11/06/2025 | Press release | Distributed by Public on 11/06/2025 18:27
WASHINGTON - Today, U.S. Senators Amy Klobuchar (D-MN) released the following statement in response to Eli Lilly and Novo Nordisk's newly negotiated prices for weight loss drugs for Medicare beneficiaries.
"Today's announcement of lower prices for Ozempic and other GLP-1 drugs is a direct result of the Medicare drug price negotiations bill that I led and was passed into law in 2022,"said Klobuchar. "For too long, big drug companies have put profits ahead of the health and well-being of the American people. It's welcome news that some of the most widely-used medications will now be more affordable thanks to Medicare's drug price negotiations."

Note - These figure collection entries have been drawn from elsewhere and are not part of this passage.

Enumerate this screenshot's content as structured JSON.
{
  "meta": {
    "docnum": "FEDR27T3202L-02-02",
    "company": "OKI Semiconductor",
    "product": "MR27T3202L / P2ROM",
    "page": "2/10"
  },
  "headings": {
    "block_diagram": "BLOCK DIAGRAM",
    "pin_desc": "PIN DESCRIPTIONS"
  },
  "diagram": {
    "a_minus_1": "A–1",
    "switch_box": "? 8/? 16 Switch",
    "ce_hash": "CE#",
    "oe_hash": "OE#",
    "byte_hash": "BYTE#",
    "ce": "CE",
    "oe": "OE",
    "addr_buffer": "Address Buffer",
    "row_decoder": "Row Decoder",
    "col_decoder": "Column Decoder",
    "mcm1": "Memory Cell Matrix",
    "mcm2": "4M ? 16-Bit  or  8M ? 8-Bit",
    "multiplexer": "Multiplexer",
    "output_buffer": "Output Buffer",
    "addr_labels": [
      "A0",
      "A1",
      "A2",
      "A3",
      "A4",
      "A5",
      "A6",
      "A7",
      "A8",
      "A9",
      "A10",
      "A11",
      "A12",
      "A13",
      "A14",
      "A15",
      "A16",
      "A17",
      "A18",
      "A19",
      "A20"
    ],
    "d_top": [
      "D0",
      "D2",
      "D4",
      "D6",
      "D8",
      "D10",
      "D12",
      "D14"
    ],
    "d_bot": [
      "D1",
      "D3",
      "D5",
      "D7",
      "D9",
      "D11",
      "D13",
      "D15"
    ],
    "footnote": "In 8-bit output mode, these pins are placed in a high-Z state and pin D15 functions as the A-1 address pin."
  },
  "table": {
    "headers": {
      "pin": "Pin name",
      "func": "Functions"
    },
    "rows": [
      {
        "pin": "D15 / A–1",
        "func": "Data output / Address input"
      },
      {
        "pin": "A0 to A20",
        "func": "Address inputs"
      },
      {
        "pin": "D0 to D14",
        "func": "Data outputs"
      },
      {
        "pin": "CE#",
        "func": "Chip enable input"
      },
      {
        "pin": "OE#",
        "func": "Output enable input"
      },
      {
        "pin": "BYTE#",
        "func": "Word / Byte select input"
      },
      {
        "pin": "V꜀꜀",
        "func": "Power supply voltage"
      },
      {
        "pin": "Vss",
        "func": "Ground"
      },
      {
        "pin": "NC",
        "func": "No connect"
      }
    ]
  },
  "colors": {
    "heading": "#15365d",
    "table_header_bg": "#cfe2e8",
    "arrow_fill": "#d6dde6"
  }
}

Klobuchar has long led efforts to lower drug prices. The Empowering Medicare Seniors to Negotiate Drug Prices Act, Klobuchar's bill to end the ban on Medicare negotiating lower prescription drug prices for Medicare's 51 million seniors and help lower drug prices for all Americans was signed into law in August 2022.
In May, Klobuchar, Senator Peter Welch (D-VT), and 25 of their colleagues re-introduced the Strengthening Medicare and Reducing Taxpayer (SMART) Prices Act, which would expand the number of prescription drugs that HHS could negotiate lower prices for and increase the amount of savings Medicare could negotiate.
In April, two of Klobuchar and Senator Chuck Grassley's (R-IA) bipartisan bills to promote competition and reduce drug prices - The Preserving Access to Affordable Generics and Biosimilars Act and the Stop STALLING Act - passed the Senate Judiciary Committee by voice vote. Together these bills would save taxpayers $1.9 billion over 10 years.
The Preserving Access to Affordable Generics and Biosimilars Act would limit anticompetitive "pay-for-delay" deals that prevent or delay the introduction of affordable follow-on versions of branded pharmaceuticals.
The Stop Significant and Time-wasting Abuse Limiting Legitimate Innovation of New Generics (STALLING) Act would deter pharmaceutical companies from filing sham petitions with the Food and Drug Administration (FDA) in order to interfere with the approval of generic and biosimilar medicines that compete with their own brand products, a tactic that delays patient access to affordable medications.